9. Yeast strain of the genus Saccharomyces characterized in that it contains in its genome at least one sequence of interest integrated into a single copy in at least one naturally repeated and dispersed sequence of its genome, at the site of said naturally repeated sequence .

10. A strain of S.cerevisiae characterized in that it contains in its genome at least one sequence of interest integrated into at least one Solo Sigma sequence, at the site of said Solo Sigma sequence.

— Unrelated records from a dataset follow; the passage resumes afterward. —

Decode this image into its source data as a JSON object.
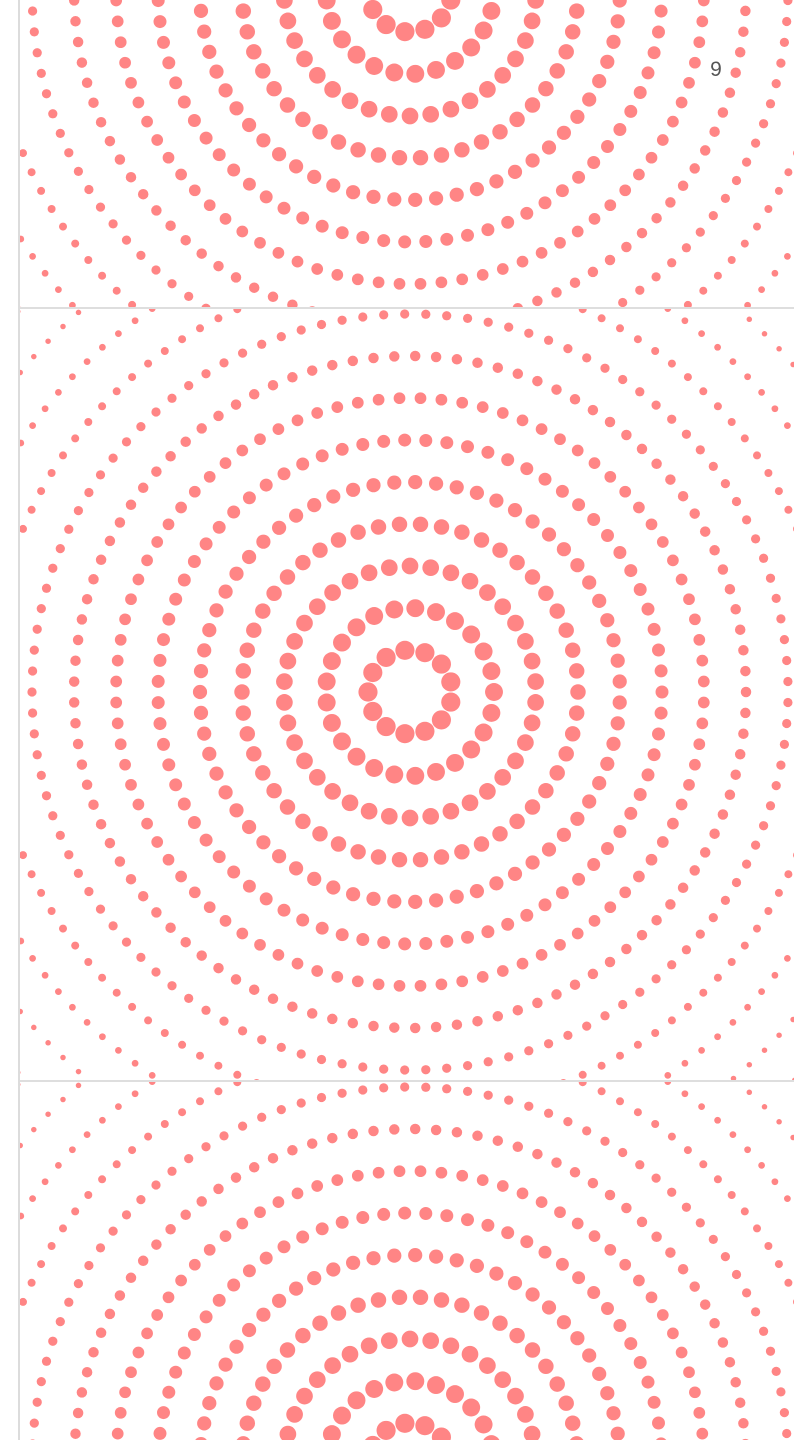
{
  "page": {
    "number_label": "9"
  },
  "cards": [
    {
      "name": "dot-pattern-card-top"
    },
    {
      "name": "dot-pattern-card-middle"
    },
    {
      "name": "dot-pattern-card-bottom"
    }
  ],
  "pattern": {
    "dot_color": "#ff8585",
    "divider_color": "#dedede"
  }
}
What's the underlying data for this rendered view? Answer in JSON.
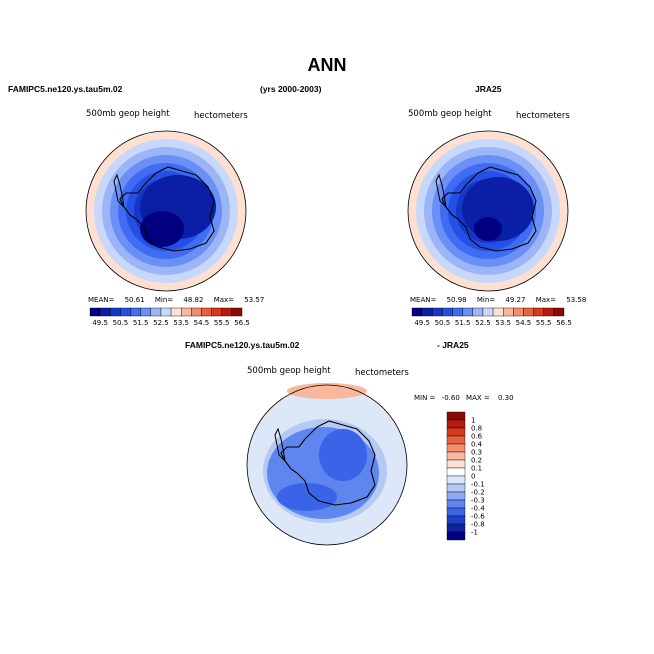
{
  "title": "ANN",
  "header": {
    "left": "FAMIPC5.ne120.ys.tau5m.02",
    "center": "(yrs 2000-2003)",
    "right": "JRA25",
    "diff_left": "FAMIPC5.ne120.ys.tau5m.02",
    "diff_right": "- JRA25"
  },
  "chart_data": [
    {
      "type": "heatmap",
      "subtitle": "500mb geop height",
      "units": "hectometers",
      "stats": {
        "mean_label": "MEAN=",
        "mean": "50.61",
        "min_label": "Min=",
        "min": "48.82",
        "max_label": "Max=",
        "max": "53.57"
      },
      "levels": [
        "49.5",
        "50.5",
        "51.5",
        "52.5",
        "53.5",
        "54.5",
        "55.5",
        "56.5"
      ],
      "colors": [
        "#000080",
        "#0a1ea6",
        "#1437c8",
        "#2550e6",
        "#3f6cf2",
        "#6a8ff5",
        "#9bb5f7",
        "#c8d8fa",
        "#fde0d2",
        "#f9b79c",
        "#f28e6c",
        "#e8623f",
        "#d63a1e",
        "#b51b0e",
        "#8a0b06"
      ],
      "rings_colors": [
        "#fde0d2",
        "#c8d8fa",
        "#9bb5f7",
        "#6a8ff5",
        "#3f6cf2",
        "#2550e6",
        "#1437c8",
        "#0a1ea6"
      ]
    },
    {
      "type": "heatmap",
      "subtitle": "500mb geop height",
      "units": "hectometers",
      "stats": {
        "mean_label": "MEAN=",
        "mean": "50.98",
        "min_label": "Min=",
        "min": "49.27",
        "max_label": "Max=",
        "max": "53.58"
      },
      "levels": [
        "49.5",
        "50.5",
        "51.5",
        "52.5",
        "53.5",
        "54.5",
        "55.5",
        "56.5"
      ]
    },
    {
      "type": "heatmap",
      "subtitle": "500mb geop height",
      "units": "hectometers",
      "stats": {
        "min_label": "MIN =",
        "min": "-0.60",
        "max_label": "MAX =",
        "max": "0.30"
      },
      "levels": [
        "1",
        "0.8",
        "0.6",
        "0.4",
        "0.3",
        "0.2",
        "0.1",
        "0",
        "-0.1",
        "-0.2",
        "-0.3",
        "-0.4",
        "-0.6",
        "-0.8",
        "-1"
      ],
      "colors": [
        "#8a0b06",
        "#b51b0e",
        "#d63a1e",
        "#e8623f",
        "#f28e6c",
        "#f9b79c",
        "#fde0d2",
        "#ffffff",
        "#dce8f8",
        "#b4c9f4",
        "#8eaaf2",
        "#5f85ef",
        "#3a63e8",
        "#1f40c8",
        "#0c24a0",
        "#000080"
      ]
    }
  ]
}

11. Process for the preparation of a product of interest by a yeast of the genus S accharomyces, according to which:

a yeast of the genus Saccharomyces is transformed by an integration cassette according to one of claims 1 to 7,

- the transformed yeast is cultured, and

- the product obtained is recovered.

12. Process for the preparation of several products of interest by a yeast of the genus Saccharomyces according to which:

- a yeast of the genus Saccharomyces is successively transformed by an integration cassette according to one of claims 1 to 7, each comprising, as sequence of interest, a DNA sequence coding for one of the products of interest, or

a yeast of the genus Saccharomyces is transformed by an integration cassette according to one of claims 1 to 7, comprising several sequences of interest each coding for one of the products of interest, and

- the transformed yeast is cultured, and

- said products of interest are recovered.

13. A method of preparing several products of interest with a yeast of the genus Saccharomyces according to one of claims 1 1 and 12, in which

- The cotransformation of a yeast of the genus Saccharomyces is carried out by at least two integration cassettes according to one of claims I to

7, each comprising, as sequence of interest, at least one DNA sequence coding for one of the products of interest,

- the transformed yeast is cultured, and

- said products of interest are recovered.